Personal information
- Full name: Norman Wyatt Yeo
- Date of birth: 21 June 1886
- Place of birth: Ballarat East, Victoria
- Date of death: 1 June 1950 (aged 63)
- Place of death: Malvern East, Victoria
- Original team(s): Wesley College

Playing career^{1}
- Years: Club / Games (Goals)
- 1906: Essendon / 15 (31)
- 1909: University / 02 0(2)
- Total:  / 17 (33)
- ^{1} Playing statistics correct to the end of 1909.

= Norman Yeo =

Australian rules footballer

Norman Wyatt Yeo (21 June 1886 – 1 June 1950) was an Australian rules footballer who played with Essendon and University in the Victorian Football League.

==Family==
The son of Rev. Henry Yeo, and Sarah Ann Yeo, née Allan, Norman Wyatt Yeo was born at Ballarat East on 21 June 1886.

He married Eva Agnes Thompson on 29 October 1914.

==Education==
He was educated at Wesley College, Melbourne, where he was a member of their first XVIII football team.

==Football==
===Essendon (VFL)===
Yeo was the leading goalkicker for Essendon in his only season with the club, scoring 31 goals in his 15 games. According to Maplestone (1996), "Yeo had business commitments that kept him out of football [in 1907]" (p.69).

===VFL Representative team===
Yeo was selected in the VFL side to play against a combined Ballarat team, in Ballarat, on Saturday, 11 August 1906. It was a "return" match, the first having been played in Melbourne, on the MCG, on 23 June 1906.

Given that Melbourne, St Kilda, Carlton, and Fitzroy were playing against each other in the second half of the split round 13, selection was made from the remaining four VFL teams although, because the entire Collingwood team were touring Tasmania (and no Collingwood players were available for selection) the team was restricted to players from Essendon, Geelong, and South Melbourne and Yeo was one of the six Essendon players selected: Allan Belcher, Ernie Cameron, Mick Madden, Jack McKenzie, Bill Sewart, and Norman Yeo.

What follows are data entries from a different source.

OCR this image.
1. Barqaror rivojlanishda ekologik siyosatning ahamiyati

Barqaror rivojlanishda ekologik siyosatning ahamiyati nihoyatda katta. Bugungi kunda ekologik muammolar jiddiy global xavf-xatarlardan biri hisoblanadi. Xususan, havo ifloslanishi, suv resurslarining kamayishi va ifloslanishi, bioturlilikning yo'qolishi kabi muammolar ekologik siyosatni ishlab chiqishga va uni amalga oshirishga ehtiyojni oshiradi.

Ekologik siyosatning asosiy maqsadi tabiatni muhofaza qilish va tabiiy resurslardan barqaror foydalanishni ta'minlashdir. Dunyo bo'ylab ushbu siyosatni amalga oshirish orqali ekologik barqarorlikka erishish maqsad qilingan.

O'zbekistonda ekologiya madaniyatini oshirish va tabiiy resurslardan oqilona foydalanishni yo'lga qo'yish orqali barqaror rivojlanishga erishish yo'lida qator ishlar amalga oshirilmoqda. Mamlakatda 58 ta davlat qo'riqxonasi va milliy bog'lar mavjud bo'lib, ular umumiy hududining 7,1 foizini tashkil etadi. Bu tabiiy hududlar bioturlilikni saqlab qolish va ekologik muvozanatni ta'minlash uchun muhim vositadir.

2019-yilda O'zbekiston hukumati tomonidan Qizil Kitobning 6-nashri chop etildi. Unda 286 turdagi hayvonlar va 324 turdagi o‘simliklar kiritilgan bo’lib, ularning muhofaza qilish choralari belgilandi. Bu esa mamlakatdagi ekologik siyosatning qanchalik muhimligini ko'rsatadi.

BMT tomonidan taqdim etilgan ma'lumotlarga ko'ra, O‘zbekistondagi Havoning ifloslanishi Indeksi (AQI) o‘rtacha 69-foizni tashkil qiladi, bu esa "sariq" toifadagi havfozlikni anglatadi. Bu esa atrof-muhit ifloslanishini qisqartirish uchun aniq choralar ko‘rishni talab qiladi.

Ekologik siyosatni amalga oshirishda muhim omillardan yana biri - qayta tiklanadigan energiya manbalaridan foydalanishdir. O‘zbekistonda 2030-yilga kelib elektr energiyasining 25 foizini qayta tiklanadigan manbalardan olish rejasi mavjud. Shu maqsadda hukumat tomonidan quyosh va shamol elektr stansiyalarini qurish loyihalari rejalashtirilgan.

The combined Ballarat team outclassed the VFL side, eventually winning the match 11.7 (73) to 6.7 (43); and, although selected at full-forward, Yeo failed to score a goal.

===Beverley (MJFA)===
He subsequently played for Beverley in the Metropolitan Amateur Football Association (MAFA(, captaining the side in 1908. He retired at the end of the 1913 season, playing his final game for Beverley in a semi-final loss to .

===University (VFL)===
In 1909, Yeo again returned to senior football ranks, this time playing two games for University in the Victorian Football League.

===Beverley (MJFA)===
Yeo returned to the Beverley Football Club, and he captained them until he retired at the end of the 1913 season.

==Later life==
After his football career, Yeo was a leading figure in the Australian wool industry, being the chief accountant of the Central Wool Committee
during World War I and the British Australian Wool Realization Commission which was set up to deal with the disposal of wool stocks when the war ended. He also helped the Government in its operation of the Central Wool Committee during World War II.

==Death==
Norman Wyatt Yeo died at his home in East Malvern on 1 June 1950.